プルロッド式サスペンション:設計の自由度
車を支えるしくみの一つに、プルロッド式と呼ばれるものがあります。プルロッド式は、路面の凸凹を吸収するばねと衝撃を抑える緩衝器を一体にした部品を、揺れ動く腕を使って押し縮める仕組みです。この腕は、立てられた柱に支えられ、棒で繋がれています。この棒が腕を引っ張るように働くことから、「引く棒」という意味のプルロッド式と呼ばれています。
一般的なしくみとは違い、プルロッド式には様々な利点があります。まず、ばねと緩衝器を車体の内側に、車の進む向きに合わせて配置できるため、車体の形を自由に設計しやすくなります。例えば、車体の底を平らにすることで、空気の流れをスムーズにして空気抵抗を減らし、燃費を向上させることができます。また、車高を低くすることで、車の重心が下がり、走行安定性を高めることも可能です。

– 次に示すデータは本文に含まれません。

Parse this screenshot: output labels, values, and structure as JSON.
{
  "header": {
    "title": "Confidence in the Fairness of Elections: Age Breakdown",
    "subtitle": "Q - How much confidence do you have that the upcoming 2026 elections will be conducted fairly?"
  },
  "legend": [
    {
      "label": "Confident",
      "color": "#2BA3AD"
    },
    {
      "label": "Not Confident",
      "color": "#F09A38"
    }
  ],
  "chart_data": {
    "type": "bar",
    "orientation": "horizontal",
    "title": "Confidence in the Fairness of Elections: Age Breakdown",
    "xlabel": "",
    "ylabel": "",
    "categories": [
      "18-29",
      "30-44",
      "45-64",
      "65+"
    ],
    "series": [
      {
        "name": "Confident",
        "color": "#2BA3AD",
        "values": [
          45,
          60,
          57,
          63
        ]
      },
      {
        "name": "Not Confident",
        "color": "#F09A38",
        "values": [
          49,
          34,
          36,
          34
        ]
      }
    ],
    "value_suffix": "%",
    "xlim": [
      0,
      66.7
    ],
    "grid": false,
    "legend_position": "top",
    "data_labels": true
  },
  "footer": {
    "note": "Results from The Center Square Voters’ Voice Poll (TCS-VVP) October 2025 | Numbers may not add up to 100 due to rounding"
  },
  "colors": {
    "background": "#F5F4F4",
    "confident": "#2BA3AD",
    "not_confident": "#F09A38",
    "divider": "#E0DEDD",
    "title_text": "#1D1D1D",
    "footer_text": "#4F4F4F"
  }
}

次に、上下に動く腕にかかる負担を減らせるため、部品が長持ちします。腕への負担が少ないため、部品の摩耗や破損が少なくなり、交換頻度を減らすことができます。これは、維持費用を抑えることに繋がります。
さらに、棒の長さを調整用のねじで変えることで、車高を簡単に調整できます。地面からの車体の高さを変えることで、路面状況に合わせた最適な走行を実現できます。例えば、雪道や悪路では車高を高くすることで、路面との接触を防ぎ、スムーズな走行を可能にします。一方、舗装路では車高を低くすることで、空気抵抗を減らし、燃費向上に貢献します。このように、プルロッド式は車高調整の自由度が高く、様々な路面状況に対応できる優れたしくみと言えるでしょう。